Le ministère de la Culture et de la Communication a
confirmé dans une note du 9 juillet 2009 les dispositions de l'article
11 de la loi de 1978, et a clairement désigné les archives au
titre des établissements faisant exception aux règles du chapitre
II. Cette circulaire se présente sous la forme d'une note qui rappelle
le régime juridique de la réutilisation tel qu'il est
envisagé dans la loi de 1978, qui présente également les
enjeux de la réutilisation pour la culture et qui dresse la liste des
obligations à la charge des différentes directions du
ministère (rédaction et mise en ligne d'un répertoire des
données publiques, nomination d'un responsable chargé de ces
questions, obligation de mettre en place des licences).
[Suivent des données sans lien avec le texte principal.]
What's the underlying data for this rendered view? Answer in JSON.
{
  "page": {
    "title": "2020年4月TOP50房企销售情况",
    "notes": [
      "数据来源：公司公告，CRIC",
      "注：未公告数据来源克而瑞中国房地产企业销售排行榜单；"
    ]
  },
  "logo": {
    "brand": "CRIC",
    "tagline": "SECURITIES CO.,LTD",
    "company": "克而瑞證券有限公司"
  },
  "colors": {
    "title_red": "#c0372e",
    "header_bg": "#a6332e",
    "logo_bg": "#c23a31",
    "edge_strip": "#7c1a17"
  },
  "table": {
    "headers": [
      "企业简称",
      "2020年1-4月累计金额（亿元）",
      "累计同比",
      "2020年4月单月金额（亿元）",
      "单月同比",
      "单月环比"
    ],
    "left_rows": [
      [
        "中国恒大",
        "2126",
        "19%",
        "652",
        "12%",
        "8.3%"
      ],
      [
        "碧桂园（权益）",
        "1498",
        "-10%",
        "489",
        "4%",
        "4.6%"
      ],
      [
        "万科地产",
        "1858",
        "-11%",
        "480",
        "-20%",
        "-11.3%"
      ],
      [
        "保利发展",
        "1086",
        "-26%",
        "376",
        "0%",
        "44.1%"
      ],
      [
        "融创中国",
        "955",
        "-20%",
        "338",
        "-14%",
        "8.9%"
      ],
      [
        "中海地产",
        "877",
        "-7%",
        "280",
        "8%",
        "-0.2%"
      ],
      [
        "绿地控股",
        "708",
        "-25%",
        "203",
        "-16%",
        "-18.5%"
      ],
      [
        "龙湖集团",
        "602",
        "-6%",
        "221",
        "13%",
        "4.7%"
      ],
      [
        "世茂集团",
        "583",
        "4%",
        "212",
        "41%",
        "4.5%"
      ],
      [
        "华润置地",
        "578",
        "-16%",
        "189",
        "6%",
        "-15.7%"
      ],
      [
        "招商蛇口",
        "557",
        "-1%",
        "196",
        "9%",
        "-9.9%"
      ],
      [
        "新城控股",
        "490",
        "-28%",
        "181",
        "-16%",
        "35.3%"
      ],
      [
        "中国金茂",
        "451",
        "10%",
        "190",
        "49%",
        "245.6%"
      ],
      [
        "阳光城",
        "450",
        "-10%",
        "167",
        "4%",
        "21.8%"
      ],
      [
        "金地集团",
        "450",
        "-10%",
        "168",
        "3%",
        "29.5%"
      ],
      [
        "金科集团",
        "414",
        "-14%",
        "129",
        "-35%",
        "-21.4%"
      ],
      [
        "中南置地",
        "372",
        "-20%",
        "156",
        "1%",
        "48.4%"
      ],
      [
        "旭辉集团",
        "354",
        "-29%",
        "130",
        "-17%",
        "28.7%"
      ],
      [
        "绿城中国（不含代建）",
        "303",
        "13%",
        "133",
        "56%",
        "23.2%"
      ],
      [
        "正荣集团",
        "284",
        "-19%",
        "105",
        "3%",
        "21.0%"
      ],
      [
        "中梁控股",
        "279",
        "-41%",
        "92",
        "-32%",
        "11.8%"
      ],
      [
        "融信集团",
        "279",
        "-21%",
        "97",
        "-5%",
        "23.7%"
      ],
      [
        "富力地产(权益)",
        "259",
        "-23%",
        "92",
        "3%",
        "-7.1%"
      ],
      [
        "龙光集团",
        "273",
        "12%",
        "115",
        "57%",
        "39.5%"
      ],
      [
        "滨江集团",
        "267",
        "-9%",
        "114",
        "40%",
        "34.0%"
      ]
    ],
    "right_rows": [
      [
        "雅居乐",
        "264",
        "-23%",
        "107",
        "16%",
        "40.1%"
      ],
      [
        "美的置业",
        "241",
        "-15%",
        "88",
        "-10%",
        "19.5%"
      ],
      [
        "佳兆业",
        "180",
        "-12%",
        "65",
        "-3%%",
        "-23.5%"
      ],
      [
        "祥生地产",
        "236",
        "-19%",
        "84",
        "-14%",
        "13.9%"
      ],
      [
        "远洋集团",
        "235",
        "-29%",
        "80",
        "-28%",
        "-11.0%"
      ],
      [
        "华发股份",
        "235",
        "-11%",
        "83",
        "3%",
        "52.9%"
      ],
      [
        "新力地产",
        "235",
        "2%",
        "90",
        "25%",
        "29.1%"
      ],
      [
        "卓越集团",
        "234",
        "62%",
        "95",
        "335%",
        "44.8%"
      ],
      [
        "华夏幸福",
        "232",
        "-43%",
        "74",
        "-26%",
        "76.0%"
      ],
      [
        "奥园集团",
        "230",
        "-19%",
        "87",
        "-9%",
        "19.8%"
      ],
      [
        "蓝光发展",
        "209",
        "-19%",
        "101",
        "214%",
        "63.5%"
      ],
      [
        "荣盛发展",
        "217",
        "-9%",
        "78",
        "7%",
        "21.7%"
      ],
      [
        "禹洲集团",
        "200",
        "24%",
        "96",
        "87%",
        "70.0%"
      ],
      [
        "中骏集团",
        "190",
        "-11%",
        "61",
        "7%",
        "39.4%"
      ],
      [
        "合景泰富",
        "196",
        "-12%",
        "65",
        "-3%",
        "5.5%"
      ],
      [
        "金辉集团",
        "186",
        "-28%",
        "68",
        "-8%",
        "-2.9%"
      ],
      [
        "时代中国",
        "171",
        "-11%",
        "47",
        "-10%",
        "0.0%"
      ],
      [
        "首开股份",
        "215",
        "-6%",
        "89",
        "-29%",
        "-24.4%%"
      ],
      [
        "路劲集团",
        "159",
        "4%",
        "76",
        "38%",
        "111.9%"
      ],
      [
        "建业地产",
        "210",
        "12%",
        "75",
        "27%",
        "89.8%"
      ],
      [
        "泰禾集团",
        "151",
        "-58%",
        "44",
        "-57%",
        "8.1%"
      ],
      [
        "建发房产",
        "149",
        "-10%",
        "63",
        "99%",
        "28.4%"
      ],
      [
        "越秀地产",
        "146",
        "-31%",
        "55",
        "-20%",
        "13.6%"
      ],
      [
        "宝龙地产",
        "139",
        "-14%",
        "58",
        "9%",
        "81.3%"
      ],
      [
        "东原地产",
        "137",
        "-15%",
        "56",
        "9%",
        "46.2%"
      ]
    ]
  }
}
Le document contient
également un modèle de contrat de licence préparé
par l'APIE, ce modèle n'étant pour autant pas valable pour les
établissements faisant dérogation au droit commun de la
réutilisation.
Les établissements d'archives ainsi visés sont
donc confortés dans l'idée qu'ils sont libre de fixer
eux-mêmes leurs propres règles, néanmoins, aucun
modèle d'acte ni aucune procédure ne leur est proposée.
Les conséquences : les établissements et
services culturels peuvent créer et utiliser eux-mêmes leurs
propres règles en matière de réutilisation.
Il est possible de retirer deux conséquences de cette
non-applicabilité des règles du chapitre II de la loi de 1978.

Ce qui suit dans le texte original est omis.